28 Aralık 2011 Çarşamba

İçişleri Bakanı İdris Naim Şahin...

İçişleri Bakanı İdris Naim Şahin son altı ayda her biri diğerinden korkunç açıklamalar yaptı. Fakat bunların sonuncusu gerçekten de bir tepe noktasıydı. AKP’nin anti-demokratik uygulamalarının en somut teorik ifadesi, daha doğrusu kılıfı mahiyetindeki sözleri şöyleydi:
…sadece silahlı terör değil. Bunun bir başka ayağı daha var. Psikolojik terör var, bilimsel terör var. Terörü besleyen arka bahçe var. Bir başka ifadeyle propaganda var, terör propagandası var. Neyiyle veriyor, belki resim yaparak tuvale yansıtıyor. Şiir yazarak şiirine yansıtıyor, günlük makale, fıkra yazarak oralarda bir şeyler yazıp çiziyor. Yani yardımcı kuvvetler. Yerine göre sadece şarkı söylüyor ama üç şarkının arasında bir tane de seyirciye bir şeyler söylerken arada bir güzel cümle sarfediveriyor. Ne alırsan al, ne anlarsan anla.
AKP’nin liberal destekçilerinden yazar Ali Bayramoğlu bu konuşma üzerine bakanın "bir marangoz hatası mı, yoksa marangozun ürünü mü?" olduğunu sorgulayan bir yazı yazdı. Marangozun ürünü olduğunu söylemek lazım! Bu bakan tam da Bayramoğlu gibi yazarların desteklediği AKP’nin, onun liberal dağının doğurduğu "marangoz"dur. Bayramoğlu tam da bunu bildiği için kendi AKP destekçiliğinin eleştirisini verme gereği duymamıştır.
Peki, en azından bu konuşmanın doğrudan muhatabı olan sanatçılar ne alemde? Sanatçılar bakan Şahin'in açılımına gerekli tepkiyi gösteriyorlar mı? Pek söylenemez.
Türkiye'de sanatçıların geneli 12 Eylül'e karşı da gerekli karşı duruşu sergileyememişti. 12 Eylül'ün muhasebesi 2000'lere kalınca haklı olarak eleştirilmişlerdi. Bazı sanatçılar bu konuda özeleştiri vermişti, bazıları ise "savunma"ya geçmişti. Şimdi, en azından özeleştiri vermiş olanların bugünkü cadı avına karşı haykırmaları lazım.

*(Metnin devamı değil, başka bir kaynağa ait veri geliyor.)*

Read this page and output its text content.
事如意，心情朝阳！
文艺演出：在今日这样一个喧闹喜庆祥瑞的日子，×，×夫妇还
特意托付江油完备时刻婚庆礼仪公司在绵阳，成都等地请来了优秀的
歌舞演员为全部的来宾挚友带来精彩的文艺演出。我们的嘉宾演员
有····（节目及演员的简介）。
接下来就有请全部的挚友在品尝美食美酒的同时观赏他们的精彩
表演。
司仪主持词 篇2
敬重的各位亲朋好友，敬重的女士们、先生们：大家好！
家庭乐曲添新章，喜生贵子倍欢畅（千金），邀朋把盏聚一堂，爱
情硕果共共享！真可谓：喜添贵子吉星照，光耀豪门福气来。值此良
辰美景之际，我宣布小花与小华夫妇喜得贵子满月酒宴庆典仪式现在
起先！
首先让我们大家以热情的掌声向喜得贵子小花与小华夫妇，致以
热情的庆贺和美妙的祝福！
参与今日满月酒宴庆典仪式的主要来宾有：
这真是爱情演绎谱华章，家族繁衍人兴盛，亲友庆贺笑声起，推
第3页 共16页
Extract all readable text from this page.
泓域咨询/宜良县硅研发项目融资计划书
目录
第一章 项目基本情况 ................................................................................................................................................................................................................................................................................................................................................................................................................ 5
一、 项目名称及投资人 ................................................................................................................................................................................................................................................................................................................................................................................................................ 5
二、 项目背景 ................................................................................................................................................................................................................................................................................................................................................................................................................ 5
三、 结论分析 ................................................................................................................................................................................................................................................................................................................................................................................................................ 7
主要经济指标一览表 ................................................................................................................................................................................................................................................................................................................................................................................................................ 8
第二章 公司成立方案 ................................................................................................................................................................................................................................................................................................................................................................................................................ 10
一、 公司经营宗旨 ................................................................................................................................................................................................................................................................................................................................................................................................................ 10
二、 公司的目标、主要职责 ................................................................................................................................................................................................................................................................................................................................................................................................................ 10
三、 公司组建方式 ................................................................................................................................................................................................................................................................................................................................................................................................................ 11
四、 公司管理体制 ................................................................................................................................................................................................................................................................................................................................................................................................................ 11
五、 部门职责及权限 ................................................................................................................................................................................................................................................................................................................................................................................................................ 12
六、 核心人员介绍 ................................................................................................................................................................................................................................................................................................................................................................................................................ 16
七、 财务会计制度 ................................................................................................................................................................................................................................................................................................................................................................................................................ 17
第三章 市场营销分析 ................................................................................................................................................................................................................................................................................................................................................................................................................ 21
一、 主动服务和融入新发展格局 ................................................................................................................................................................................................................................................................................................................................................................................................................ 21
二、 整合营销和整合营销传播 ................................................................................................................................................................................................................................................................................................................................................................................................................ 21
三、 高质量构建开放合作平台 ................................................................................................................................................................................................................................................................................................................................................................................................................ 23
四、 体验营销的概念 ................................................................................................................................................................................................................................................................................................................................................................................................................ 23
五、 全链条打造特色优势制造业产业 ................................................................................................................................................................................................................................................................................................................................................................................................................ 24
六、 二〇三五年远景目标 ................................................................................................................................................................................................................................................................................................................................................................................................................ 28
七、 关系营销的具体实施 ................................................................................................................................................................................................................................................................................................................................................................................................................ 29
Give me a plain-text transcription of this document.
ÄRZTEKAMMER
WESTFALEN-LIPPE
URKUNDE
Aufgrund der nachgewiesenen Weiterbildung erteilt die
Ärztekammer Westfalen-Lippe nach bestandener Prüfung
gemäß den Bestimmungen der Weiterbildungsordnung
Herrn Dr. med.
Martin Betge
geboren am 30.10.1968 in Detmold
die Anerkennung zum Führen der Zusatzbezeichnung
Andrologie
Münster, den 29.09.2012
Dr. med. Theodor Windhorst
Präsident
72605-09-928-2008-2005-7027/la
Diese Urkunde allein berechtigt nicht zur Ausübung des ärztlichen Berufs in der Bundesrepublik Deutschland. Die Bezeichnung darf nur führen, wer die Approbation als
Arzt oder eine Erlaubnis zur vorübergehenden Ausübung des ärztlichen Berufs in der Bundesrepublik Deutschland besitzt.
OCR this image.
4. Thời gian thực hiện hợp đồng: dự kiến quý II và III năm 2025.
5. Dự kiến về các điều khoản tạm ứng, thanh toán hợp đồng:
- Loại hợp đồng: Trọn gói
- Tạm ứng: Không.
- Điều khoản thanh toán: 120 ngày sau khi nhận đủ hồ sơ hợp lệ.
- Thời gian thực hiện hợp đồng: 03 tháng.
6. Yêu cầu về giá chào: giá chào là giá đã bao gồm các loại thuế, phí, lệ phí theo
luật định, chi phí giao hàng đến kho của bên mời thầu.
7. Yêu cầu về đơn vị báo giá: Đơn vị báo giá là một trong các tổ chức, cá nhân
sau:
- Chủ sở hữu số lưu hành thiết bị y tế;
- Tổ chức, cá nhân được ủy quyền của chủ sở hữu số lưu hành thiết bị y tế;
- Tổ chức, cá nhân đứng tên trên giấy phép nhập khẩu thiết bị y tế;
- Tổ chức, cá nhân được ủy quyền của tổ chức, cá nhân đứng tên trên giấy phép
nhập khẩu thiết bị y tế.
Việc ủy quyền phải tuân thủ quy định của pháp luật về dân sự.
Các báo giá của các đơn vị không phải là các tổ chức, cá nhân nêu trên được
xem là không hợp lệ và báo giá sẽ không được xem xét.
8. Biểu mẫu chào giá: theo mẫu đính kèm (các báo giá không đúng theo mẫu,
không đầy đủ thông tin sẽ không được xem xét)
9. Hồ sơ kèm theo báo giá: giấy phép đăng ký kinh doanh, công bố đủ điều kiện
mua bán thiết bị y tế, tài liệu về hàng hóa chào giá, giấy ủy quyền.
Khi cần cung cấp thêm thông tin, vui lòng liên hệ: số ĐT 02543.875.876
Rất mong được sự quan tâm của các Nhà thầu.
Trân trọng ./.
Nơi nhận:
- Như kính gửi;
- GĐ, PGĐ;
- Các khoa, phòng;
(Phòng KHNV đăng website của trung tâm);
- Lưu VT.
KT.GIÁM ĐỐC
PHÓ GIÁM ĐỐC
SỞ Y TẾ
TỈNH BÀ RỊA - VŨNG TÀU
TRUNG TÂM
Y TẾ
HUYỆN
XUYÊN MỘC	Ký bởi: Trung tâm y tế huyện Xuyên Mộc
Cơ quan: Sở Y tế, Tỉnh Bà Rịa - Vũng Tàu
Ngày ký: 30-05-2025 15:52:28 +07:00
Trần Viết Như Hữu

Kuşkusuz sanatçıların toplumsal muhalefetin başını çekme gibi bir misyonu yok, ama toplumu boğan ablukanın dağıtılmasına giden yolda belki de herkesten daha etkili olabilirler. O yüzden arzı endam etmeliler. 
Bunu yalnızca bir toplumsal duyarlılık ya da “susma sustukça sıra sana gelecek” meselesi olarak görmemek lazım. Elbette işin bir boyutu budur. Ama sanatçılar sustukları takdirde eblehleştirilmiş bir topluma hitaben üretim yapmak zorunda kalacaklar ve 12 Eylül sonrasında olduğu gibi bu gelişmenin kendi eserlerinde dolaylı bir şekilde yansıdığını göreceklerdir.